Angesichts der globalen Herausforderungen, denen die katholische Kirche heute gegenübersteht, wird Parolins Rolle als Papst von großer Bedeutung sein. Die wachsende soziale Ungleichheit, der Klimawandel, die Flüchtlingskrise und die geopolitischen Spannungen erfordern eine starke, kohärente und integrative Antwort von der Kirche. Parolin könnte entscheidend dazu beitragen, wie die katholische Kirche in diesen Bereichen weiterhin als eine Stimme des Friedens, der Gerechtigkeit und der Versöhnung wahrgenommen wird.
Pietro Parolin hat nicht nur als Diplomat, sondern auch als Theologe und Berater von Papst Franziskus eine einzigartige und herausragende Rolle in der Weltkirche gespielt.

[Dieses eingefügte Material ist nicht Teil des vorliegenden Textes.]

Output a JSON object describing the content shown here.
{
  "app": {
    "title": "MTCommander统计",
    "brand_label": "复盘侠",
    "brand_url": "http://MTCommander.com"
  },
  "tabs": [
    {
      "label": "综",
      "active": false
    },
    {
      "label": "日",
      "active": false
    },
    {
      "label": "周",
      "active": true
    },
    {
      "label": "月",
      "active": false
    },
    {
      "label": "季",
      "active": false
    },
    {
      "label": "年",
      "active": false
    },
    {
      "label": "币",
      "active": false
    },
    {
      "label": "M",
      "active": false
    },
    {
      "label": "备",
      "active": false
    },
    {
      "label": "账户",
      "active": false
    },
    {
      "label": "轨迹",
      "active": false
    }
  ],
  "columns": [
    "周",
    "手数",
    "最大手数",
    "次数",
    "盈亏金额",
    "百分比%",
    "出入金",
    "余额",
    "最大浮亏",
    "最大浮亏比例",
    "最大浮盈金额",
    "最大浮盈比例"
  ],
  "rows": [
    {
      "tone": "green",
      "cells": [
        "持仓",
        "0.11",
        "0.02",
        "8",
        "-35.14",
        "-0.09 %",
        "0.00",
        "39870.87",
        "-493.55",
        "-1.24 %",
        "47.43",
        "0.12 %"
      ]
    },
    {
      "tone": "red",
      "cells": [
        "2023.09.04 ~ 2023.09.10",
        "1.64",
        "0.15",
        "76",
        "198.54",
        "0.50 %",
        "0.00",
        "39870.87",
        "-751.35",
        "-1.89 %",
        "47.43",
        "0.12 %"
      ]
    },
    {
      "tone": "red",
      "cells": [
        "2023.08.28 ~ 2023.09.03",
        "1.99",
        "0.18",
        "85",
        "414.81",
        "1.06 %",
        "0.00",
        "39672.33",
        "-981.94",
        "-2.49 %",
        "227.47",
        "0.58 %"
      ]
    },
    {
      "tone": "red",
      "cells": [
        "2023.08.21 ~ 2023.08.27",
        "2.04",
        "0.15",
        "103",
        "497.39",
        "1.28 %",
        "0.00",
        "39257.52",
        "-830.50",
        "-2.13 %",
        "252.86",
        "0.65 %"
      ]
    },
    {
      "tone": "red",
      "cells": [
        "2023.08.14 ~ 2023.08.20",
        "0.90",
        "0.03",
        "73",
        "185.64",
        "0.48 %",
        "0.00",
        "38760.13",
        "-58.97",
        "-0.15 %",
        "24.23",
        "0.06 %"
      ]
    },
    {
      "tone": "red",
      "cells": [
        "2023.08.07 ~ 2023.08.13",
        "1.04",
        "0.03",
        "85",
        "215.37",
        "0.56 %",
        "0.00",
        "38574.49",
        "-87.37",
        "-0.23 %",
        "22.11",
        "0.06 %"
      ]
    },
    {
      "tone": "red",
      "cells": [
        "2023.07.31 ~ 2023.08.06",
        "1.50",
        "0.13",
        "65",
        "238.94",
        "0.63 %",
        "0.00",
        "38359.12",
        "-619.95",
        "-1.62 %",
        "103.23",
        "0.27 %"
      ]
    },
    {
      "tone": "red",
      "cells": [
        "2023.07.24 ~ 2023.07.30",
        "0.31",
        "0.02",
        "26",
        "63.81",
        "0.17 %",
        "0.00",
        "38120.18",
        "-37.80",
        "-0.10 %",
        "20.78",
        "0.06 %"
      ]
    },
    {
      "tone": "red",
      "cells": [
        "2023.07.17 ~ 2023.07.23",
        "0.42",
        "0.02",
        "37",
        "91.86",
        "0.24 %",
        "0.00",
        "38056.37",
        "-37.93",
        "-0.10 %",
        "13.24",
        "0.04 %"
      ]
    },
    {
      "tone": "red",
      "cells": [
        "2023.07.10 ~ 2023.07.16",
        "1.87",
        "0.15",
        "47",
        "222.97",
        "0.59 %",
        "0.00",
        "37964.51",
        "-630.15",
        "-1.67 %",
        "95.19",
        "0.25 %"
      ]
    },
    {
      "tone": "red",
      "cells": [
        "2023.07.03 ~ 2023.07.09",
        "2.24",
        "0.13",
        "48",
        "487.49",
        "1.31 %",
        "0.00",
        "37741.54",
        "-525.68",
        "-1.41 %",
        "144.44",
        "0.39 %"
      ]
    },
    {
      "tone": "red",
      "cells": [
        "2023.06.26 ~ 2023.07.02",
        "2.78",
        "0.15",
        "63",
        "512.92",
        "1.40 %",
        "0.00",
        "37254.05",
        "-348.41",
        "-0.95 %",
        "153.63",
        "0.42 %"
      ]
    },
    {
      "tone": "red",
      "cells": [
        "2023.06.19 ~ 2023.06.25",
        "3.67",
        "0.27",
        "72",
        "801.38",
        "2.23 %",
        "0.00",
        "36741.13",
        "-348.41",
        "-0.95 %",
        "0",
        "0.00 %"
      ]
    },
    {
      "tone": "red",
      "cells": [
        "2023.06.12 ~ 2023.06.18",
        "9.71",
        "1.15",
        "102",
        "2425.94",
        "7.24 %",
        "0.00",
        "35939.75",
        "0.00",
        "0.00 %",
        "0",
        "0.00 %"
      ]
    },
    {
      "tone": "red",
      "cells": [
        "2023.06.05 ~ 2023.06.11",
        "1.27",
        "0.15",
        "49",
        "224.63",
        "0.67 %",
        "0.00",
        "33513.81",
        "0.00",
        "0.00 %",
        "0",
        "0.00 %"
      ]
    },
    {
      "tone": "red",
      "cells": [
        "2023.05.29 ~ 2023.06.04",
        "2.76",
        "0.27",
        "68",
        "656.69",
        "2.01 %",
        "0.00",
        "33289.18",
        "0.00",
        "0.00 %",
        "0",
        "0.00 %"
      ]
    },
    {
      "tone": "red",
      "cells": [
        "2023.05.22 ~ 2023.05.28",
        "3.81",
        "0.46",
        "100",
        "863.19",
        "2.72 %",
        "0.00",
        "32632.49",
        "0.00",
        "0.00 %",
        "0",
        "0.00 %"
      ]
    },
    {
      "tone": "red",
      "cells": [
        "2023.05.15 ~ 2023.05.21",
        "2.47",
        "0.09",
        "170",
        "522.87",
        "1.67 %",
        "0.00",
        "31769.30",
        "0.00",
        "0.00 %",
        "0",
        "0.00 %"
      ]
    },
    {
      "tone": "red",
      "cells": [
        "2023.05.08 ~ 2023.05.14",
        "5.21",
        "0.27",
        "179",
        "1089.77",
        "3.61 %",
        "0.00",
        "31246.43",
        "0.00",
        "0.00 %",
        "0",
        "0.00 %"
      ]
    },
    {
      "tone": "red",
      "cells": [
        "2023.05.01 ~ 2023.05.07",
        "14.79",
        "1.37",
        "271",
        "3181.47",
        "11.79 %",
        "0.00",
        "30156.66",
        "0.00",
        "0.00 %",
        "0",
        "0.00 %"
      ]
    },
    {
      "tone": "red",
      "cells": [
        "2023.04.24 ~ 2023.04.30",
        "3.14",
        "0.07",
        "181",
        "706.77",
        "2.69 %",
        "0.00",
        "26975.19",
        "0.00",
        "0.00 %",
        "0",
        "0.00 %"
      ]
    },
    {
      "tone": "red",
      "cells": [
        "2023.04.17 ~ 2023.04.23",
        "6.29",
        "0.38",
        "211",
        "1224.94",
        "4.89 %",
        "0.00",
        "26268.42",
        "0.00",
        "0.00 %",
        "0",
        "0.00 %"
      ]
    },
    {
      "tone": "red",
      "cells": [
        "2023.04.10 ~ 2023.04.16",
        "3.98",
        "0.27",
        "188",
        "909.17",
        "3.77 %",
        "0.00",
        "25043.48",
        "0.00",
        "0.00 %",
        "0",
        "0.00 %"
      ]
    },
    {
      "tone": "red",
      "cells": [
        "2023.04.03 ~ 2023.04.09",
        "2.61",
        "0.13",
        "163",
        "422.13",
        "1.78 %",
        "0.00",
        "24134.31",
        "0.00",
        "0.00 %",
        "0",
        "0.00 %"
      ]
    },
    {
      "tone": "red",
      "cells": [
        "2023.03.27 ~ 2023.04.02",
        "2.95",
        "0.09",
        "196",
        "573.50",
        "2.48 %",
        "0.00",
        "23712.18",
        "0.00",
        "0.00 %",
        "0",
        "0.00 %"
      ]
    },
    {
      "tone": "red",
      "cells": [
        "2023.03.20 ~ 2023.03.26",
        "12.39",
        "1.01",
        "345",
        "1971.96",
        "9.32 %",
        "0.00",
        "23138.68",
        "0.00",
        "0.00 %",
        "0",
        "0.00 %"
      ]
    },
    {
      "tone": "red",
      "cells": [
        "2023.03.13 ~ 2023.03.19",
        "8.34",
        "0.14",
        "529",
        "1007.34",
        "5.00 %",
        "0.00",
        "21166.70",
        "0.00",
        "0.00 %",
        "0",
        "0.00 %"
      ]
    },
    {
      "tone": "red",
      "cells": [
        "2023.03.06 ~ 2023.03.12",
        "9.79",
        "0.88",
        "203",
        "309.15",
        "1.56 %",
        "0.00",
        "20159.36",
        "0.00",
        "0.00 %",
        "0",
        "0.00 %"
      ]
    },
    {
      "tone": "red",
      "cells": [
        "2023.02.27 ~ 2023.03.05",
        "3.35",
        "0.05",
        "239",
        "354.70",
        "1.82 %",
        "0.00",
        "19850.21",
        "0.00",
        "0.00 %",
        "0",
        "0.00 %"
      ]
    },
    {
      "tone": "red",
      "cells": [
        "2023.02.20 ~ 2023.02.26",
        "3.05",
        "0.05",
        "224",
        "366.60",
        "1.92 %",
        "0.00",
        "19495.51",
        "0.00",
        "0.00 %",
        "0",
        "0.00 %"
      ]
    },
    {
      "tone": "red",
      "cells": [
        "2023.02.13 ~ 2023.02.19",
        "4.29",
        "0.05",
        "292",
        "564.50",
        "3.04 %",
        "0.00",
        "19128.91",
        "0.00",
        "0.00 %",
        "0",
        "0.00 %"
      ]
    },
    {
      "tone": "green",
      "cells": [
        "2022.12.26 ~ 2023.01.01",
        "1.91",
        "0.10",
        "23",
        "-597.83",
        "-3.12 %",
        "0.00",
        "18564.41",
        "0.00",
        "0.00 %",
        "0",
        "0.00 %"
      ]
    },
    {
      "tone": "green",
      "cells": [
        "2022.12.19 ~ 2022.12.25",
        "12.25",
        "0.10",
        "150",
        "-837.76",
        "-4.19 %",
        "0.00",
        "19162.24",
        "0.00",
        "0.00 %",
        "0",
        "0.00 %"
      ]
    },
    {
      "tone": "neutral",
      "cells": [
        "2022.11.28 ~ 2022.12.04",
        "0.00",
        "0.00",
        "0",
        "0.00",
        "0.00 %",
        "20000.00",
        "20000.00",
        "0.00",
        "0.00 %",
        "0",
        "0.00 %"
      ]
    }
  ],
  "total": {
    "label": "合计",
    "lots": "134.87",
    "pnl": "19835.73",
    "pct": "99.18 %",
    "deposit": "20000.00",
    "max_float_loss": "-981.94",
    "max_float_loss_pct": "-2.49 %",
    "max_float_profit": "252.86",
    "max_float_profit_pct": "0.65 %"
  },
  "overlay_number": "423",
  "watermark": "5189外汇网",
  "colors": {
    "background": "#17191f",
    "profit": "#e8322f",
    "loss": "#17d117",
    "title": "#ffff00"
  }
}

Seine diplomatischen Fähigkeiten, seine theologische Ausbildung und sein Engagement für soziale Gerechtigkeit und interreligiösen Dialog würden ihn zu einem der wichtigsten Kirchenführer unserer Zeit und zu einem würdigen Nachfolger von Papst Franziskus machen. In einer Welt, die zunehmend von politischen und sozialen Konflikten geprägt ist, würde seine Stimme von entscheidender Bedeutung sein, um die katholische Kirche als eine Kraft des Friedens und der Gerechtigkeit in der Welt zu positionieren.